Wednesday, 15 September 2021

Slub Linen Arden Pants

I wanted to drop a quick post about the trousers that I was wearing in my last post about the Lou Box Top, because I feel they deserve some attention of there own. These days I only buy fabric if I have a very clear idea of what it'll become. Sometimes I even have a specific pattern in mind, sometimes not. And when I do by some fabric, I really try (but often fail) to use it before long, so it doesn't become another piece of stashed fabric. With this linen, I DID manage to use it within a few weeks of purchasing. WIN! Zoe, 1 : Stash, 0. 


A few months ago, Fabric Godmother (where I work part-time) got in some lovely, slubby linen in navy with white flecks (sadly now sold out, sorry). It had such lovely drape and body and movement, but I reminded myself that I hadn't sewn up the last lot of fabric I bought yet, so couldn't justify buying more at that point. Then a couple of weeks later I saw my colleague Claire wearing a pair of Merchant & Mills 101 Trousers made in the same linen and they looked AMAZING. Claire has incredible taste and buys fabric only when she sees something INCREDIBLY special. I decided that if Claire felt this was some good stuff, then it would be an investment to get some for myself.

For a few years now I've been interested in creating 'summer jeans': bottoms that are really comfy and that will go with so many other items in my wardrobe that they get worn ALL THE TIME during the warmer months. I felt that this almost denim-y look linen might fit the bill. 


There are soooo many elasticated-waist woven bottoms patterns out there now that it's almost impossible to keep track of them all. But the one that instantly appealed to me the most (apart from the Luna pants pattern by Made by Rae, which I feel is more suitable to very drape-y fabrics) is the Arden Pants pattern by Helen's Closet. I was lucky enough to receive this pattern for free shortly after it was released and I've tried it a couple of times so I had a good idea of the fit I could expect and the size I should use. 

I love the elasticated ankle views included in this pattern, but I chose to make the regular hem that I wear turned up hoping they will be suited to a wider range of outfit vibes. The construction of these trousers is very simple, but with some nice details like topstitched seams that should ensure longevity. In hindsight, I should have added some stabilisation to the pocket mouths though, because I'm pretty sure they will stretch out over time. 

The only other issue I have with these trousers is that I can't decide if the waist should sit higher up near my natural waist (which I like to look of more), or lower on my hips (which feels more comfortable but I don't like the way my belly protrudes a bit over the top!). I'm erring to the former/higher position, but I need to tighten the waist elastic to stop them from slipping down. The pattern calls for topstitching through the waistband after the elastic has been inserted. I really like the look of that, but I find it makes the elastic less effective and looser after the topstitching has been added. For future pairs, I should probably overcompensate and make the elastic too tight to begin with. Or include the step to insert a cord or tie through the waist so you can tighten them up when worn.

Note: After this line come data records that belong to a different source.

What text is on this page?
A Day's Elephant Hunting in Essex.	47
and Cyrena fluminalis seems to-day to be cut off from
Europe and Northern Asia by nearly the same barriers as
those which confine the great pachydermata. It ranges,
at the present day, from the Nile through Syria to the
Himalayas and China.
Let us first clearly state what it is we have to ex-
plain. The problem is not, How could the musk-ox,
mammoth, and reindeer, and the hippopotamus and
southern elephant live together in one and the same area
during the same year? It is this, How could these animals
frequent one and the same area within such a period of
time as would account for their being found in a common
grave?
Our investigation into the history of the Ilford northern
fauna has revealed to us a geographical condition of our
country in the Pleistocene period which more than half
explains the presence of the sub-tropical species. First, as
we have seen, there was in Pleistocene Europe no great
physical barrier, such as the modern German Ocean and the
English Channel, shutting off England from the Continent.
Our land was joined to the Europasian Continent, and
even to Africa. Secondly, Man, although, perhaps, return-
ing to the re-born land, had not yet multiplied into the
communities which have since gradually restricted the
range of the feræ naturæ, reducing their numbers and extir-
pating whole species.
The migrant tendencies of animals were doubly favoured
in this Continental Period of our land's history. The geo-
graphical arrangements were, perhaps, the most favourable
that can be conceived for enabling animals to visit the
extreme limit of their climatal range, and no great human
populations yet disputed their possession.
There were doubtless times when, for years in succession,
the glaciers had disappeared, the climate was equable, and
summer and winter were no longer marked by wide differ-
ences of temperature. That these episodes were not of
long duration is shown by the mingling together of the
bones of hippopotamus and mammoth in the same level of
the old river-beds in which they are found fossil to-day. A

In short: I have achieved my summer jeans! I have worn them A TON since making them (I'm wearing them right now, in fact). They look great with all sorts of casual tops, and I'm interested to see how far into autumn I can get away with wearing them before I feel too cold. I definitely plan to make another version or two of this pattern in the future, perhaps slimming them down through the hip ever so slightly.